Real all about FMPs here.

2. Debt mutual funds:

What are Debt mutual funds?

These are mutual funds that invest in fixed income securities including corporate bonds, government-securities, corporate debt securities and money market instruments among others. These are also referred as bond funds or fixed income funds.

Who should invest in Debt mutual funds?

Rise-averse or low risk investors looking for steady income stream can opt for debt funds as these are less volatile in nature. So, those of you who until now took to conventional fixed income options such as FDs can consider debt funds for higher returns as they are more tax efficient.

Comparison of Debt mutual funds and Bank Fds on various parameters

Parameter Debt fund Fixed deposit
Return 7-9 percent 6-8 percent
Risk level Low to moderate Low (fixed deposits insured by the DICGC up to the limit of Rs. 5 lakh)
Liquidity And early redemption High.
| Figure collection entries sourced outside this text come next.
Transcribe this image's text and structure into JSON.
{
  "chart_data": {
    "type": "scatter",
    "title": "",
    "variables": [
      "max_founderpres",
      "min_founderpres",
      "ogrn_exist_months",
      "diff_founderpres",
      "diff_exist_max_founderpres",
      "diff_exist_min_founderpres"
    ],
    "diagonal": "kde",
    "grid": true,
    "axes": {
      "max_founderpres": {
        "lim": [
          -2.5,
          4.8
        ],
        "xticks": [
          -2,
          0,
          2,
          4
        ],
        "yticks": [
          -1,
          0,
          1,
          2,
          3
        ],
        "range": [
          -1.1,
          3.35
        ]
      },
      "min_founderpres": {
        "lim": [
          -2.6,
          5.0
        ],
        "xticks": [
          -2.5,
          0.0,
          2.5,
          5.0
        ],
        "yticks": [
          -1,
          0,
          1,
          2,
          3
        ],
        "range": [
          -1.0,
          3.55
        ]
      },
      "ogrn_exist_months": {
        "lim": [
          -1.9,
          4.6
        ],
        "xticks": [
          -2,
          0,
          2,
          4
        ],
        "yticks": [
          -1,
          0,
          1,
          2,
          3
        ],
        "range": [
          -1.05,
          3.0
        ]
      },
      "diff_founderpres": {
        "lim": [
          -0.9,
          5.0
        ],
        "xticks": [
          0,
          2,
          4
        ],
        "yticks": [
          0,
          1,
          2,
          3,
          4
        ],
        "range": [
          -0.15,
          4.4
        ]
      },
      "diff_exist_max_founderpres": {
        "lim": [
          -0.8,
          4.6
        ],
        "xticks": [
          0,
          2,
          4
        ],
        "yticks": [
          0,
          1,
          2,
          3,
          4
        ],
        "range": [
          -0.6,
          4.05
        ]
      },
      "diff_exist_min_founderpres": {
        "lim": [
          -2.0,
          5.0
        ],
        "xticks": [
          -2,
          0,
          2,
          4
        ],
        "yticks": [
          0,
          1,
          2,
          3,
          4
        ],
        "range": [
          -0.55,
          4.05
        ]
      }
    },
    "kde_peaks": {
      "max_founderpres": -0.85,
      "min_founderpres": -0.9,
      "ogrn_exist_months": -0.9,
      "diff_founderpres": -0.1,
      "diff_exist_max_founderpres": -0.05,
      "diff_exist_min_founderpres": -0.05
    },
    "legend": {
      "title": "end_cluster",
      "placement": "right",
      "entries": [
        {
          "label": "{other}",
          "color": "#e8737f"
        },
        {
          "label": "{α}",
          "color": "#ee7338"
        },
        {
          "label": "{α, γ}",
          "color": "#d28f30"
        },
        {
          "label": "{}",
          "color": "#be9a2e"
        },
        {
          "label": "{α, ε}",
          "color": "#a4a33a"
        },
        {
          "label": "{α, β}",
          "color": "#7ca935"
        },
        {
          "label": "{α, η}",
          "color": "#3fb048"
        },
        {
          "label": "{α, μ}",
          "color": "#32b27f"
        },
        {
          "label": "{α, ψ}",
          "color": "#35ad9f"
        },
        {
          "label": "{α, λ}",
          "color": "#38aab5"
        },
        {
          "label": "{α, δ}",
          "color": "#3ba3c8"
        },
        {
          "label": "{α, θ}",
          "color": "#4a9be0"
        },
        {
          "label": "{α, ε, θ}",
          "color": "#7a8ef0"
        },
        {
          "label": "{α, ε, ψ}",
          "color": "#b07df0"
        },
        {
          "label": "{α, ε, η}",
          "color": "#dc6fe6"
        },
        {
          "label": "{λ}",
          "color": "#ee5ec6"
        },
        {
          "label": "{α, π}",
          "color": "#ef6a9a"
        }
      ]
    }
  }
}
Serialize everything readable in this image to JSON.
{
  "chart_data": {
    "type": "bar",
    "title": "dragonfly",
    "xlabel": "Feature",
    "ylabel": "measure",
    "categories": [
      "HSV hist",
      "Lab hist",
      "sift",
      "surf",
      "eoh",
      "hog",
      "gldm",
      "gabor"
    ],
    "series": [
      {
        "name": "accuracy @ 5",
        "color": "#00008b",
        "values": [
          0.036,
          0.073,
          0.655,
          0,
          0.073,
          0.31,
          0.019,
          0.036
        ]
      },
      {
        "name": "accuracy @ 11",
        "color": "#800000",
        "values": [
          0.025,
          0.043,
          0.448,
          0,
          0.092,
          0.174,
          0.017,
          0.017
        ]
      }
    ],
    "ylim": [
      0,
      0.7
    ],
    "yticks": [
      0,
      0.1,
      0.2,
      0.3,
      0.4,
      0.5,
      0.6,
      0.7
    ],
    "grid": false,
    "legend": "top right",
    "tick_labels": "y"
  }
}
Allowed and exit load charges depend on the AMC Low (pre-maturity withdrawal entails a penalty)
Expense ratio Nominal amount No such charges
SIP facility SIP and lump-sum investment options both are available Only lump sum investment can be made

How debt funds can offer a higher return than Bank FDs?

Typically returns from debt mutual funds depend on the interest rate trajectory. And they may produce higher return than Bank FDs by way of capital appreciation as well as by providing regular income in the form of dividends.